At roughly mid-way through the film, the social worker checks in on the Naderi family to find the girls locked up. She hands the girls a mirror and a comb each, both superficial objects. Immediately, Zahra holds it up to reflect the lock that holds her in. Neither looks at their own faces. It calls to mind the Brazilian short film, “A Vida Politica,” that started the evening off. One of the female activists looks at the camera boldly and says, “Beauty is politics.” In “The Apple,” the social worker, an ambassador for the state, provides culturally deprived girls mere surface level gifts—artifacts of their entrapment outside of the cell.

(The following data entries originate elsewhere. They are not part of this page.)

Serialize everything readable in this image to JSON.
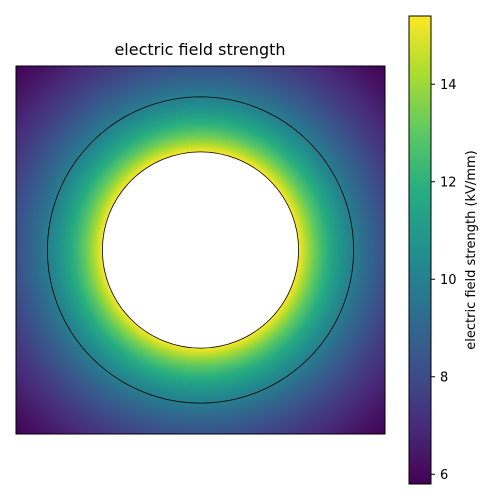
{
  "chart_data": {
    "type": "heatmap",
    "title": "electric field strength",
    "colormap": "viridis",
    "colorbar": {
      "label": "electric field strength (kV/mm)",
      "min": 5.8,
      "max": 15.4,
      "ticks": [
        6,
        8,
        10,
        12,
        14
      ],
      "tick_labels": [
        "6",
        "8",
        "10",
        "12",
        "14"
      ]
    },
    "geometry": {
      "inner_radius": 1.0,
      "outer_radius": 1.56,
      "domain_half_width": 1.88
    },
    "field": {
      "at_inner_radius": 15.4,
      "at_outer_radius": 9.9,
      "at_corner": 5.8
    },
    "grid": false,
    "axes_ticks_visible": false,
    "outline_color": "#000000",
    "hole_color": "#ffffff"
  }
}
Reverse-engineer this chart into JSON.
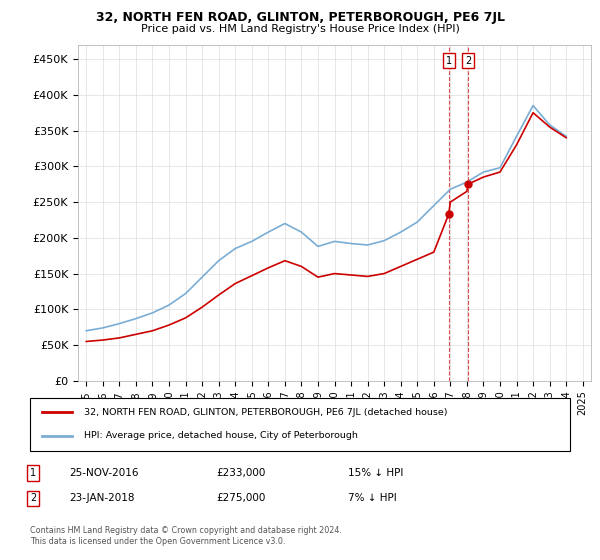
{
  "title": "32, NORTH FEN ROAD, GLINTON, PETERBOROUGH, PE6 7JL",
  "subtitle": "Price paid vs. HM Land Registry's House Price Index (HPI)",
  "legend_line1": "32, NORTH FEN ROAD, GLINTON, PETERBOROUGH, PE6 7JL (detached house)",
  "legend_line2": "HPI: Average price, detached house, City of Peterborough",
  "footnote": "Contains HM Land Registry data © Crown copyright and database right 2024.\nThis data is licensed under the Open Government Licence v3.0.",
  "sale1_date": "25-NOV-2016",
  "sale1_price": "£233,000",
  "sale1_hpi": "15% ↓ HPI",
  "sale2_date": "23-JAN-2018",
  "sale2_price": "£275,000",
  "sale2_hpi": "7% ↓ HPI",
  "sale1_x": 2016.9,
  "sale1_y": 233000,
  "sale2_x": 2018.07,
  "sale2_y": 275000,
  "hpi_color": "#7aadd4",
  "price_color": "#cc0000",
  "sale_vline_color": "#cc0000",
  "ylim": [
    0,
    470000
  ],
  "xlim": [
    1994.5,
    2025.5
  ],
  "yticks": [
    0,
    50000,
    100000,
    150000,
    200000,
    250000,
    300000,
    350000,
    400000,
    450000
  ],
  "ytick_labels": [
    "£0",
    "£50K",
    "£100K",
    "£150K",
    "£200K",
    "£250K",
    "£300K",
    "£350K",
    "£400K",
    "£450K"
  ],
  "xticks": [
    1995,
    1996,
    1997,
    1998,
    1999,
    2000,
    2001,
    2002,
    2003,
    2004,
    2005,
    2006,
    2007,
    2008,
    2009,
    2010,
    2011,
    2012,
    2013,
    2014,
    2015,
    2016,
    2017,
    2018,
    2019,
    2020,
    2021,
    2022,
    2023,
    2024,
    2025
  ],
  "background_color": "#ffffff",
  "grid_color": "#dddddd",
  "hpi_years": [
    1995,
    1996,
    1997,
    1998,
    1999,
    2000,
    2001,
    2002,
    2003,
    2004,
    2005,
    2006,
    2007,
    2008,
    2009,
    2010,
    2011,
    2012,
    2013,
    2014,
    2015,
    2016,
    2017,
    2018,
    2019,
    2020,
    2021,
    2022,
    2023,
    2024
  ],
  "hpi_values": [
    70000,
    74000,
    80000,
    87000,
    95000,
    106000,
    122000,
    145000,
    168000,
    185000,
    195000,
    208000,
    220000,
    208000,
    188000,
    195000,
    192000,
    190000,
    196000,
    208000,
    222000,
    245000,
    268000,
    278000,
    292000,
    298000,
    342000,
    385000,
    358000,
    342000
  ],
  "price_years": [
    1995,
    1996,
    1997,
    1998,
    1999,
    2000,
    2001,
    2002,
    2003,
    2004,
    2005,
    2006,
    2007,
    2008,
    2009,
    2010,
    2011,
    2012,
    2013,
    2014,
    2015,
    2016,
    2016.9,
    2017,
    2018,
    2018.07,
    2019,
    2020,
    2021,
    2022,
    2023,
    2024
  ],
  "price_values": [
    55000,
    57000,
    60000,
    65000,
    70000,
    78000,
    88000,
    103000,
    120000,
    136000,
    147000,
    158000,
    168000,
    160000,
    145000,
    150000,
    148000,
    146000,
    150000,
    160000,
    170000,
    180000,
    233000,
    250000,
    265000,
    275000,
    285000,
    292000,
    330000,
    375000,
    355000,
    340000
  ]
}
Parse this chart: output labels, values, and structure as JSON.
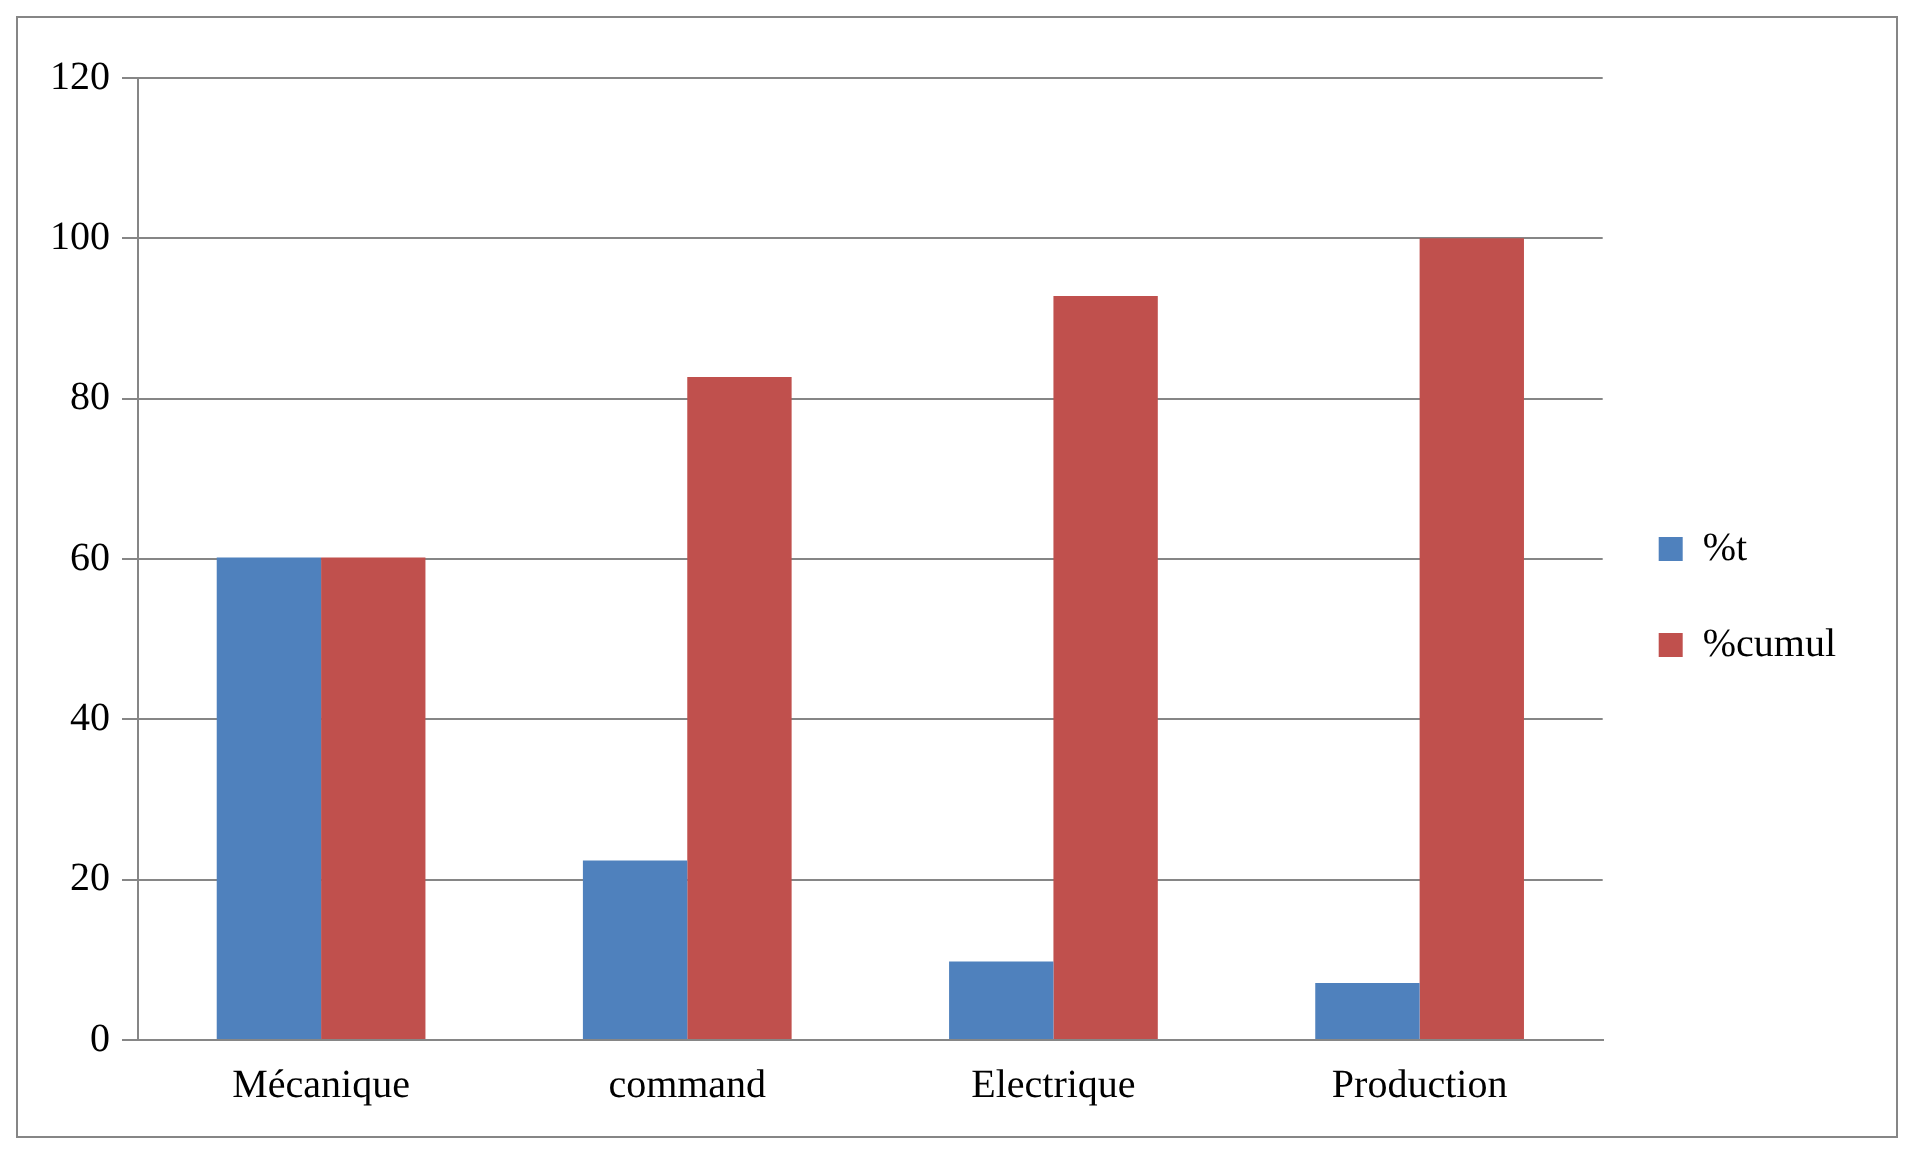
{
  "chart_data": {
    "type": "bar",
    "categories": [
      "Mécanique",
      "command",
      "Electrique",
      "Production"
    ],
    "series": [
      {
        "name": "%t",
        "color": "#4f81bd",
        "values": [
          60.2,
          22.4,
          9.8,
          7.1
        ]
      },
      {
        "name": "%cumul",
        "color": "#c0504d",
        "values": [
          60.2,
          82.7,
          92.8,
          100
        ]
      }
    ],
    "ylim": [
      0,
      120
    ],
    "yticks": [
      0,
      20,
      40,
      60,
      80,
      100,
      120
    ],
    "grid": "y",
    "legend": "right"
  }
}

The social worker demands the key to the gate and unlocks the girls. They leave the premises for the first time on their own.
Outside, their lack of social awareness and etiquette becomes all the more apparent. They steal ice cream from a young boy vendor and allow another young boy to lead them hypnotized by an apple on a string into town. Everywhere in their neighborhood are boys dominating the social space; violating the space of the Naderi yard to fetch a ball, selling ice cream, playing tricks.
And yet the gender inequality does not seem to affect the girls. One young girl they meet out in town even mistakes Massoumeh for a boy and kisses her on the cheek somewhat flirtatiously. Unlike the socialized girls they meet, Zahra and Massoumeh do not fulfill any clear gender roles and as such seem to resist some of the ideology that has ironically held them captive.
Throughout the film, we never see the Naderi mother’s face, as it is completely covered by her traditional scarf. Once she learns the girls and father have left, she wanders out into the street mumbling and swearing, “little bitches.” Just before the movie ends, we catch a glimpse of her covered face in one of the girls’ mirrors. The Western in me wants to see her face and I catch myself while experiencing this impulse. Face, beauty—how shall women grapple with identity and equality with the socializing mirror always flashing in our faces?
Final image: Right after the girls are released and play in the street, they look in a mirror for the first time, but only as the mirrors are held under a running spigot, their images refracting in the light.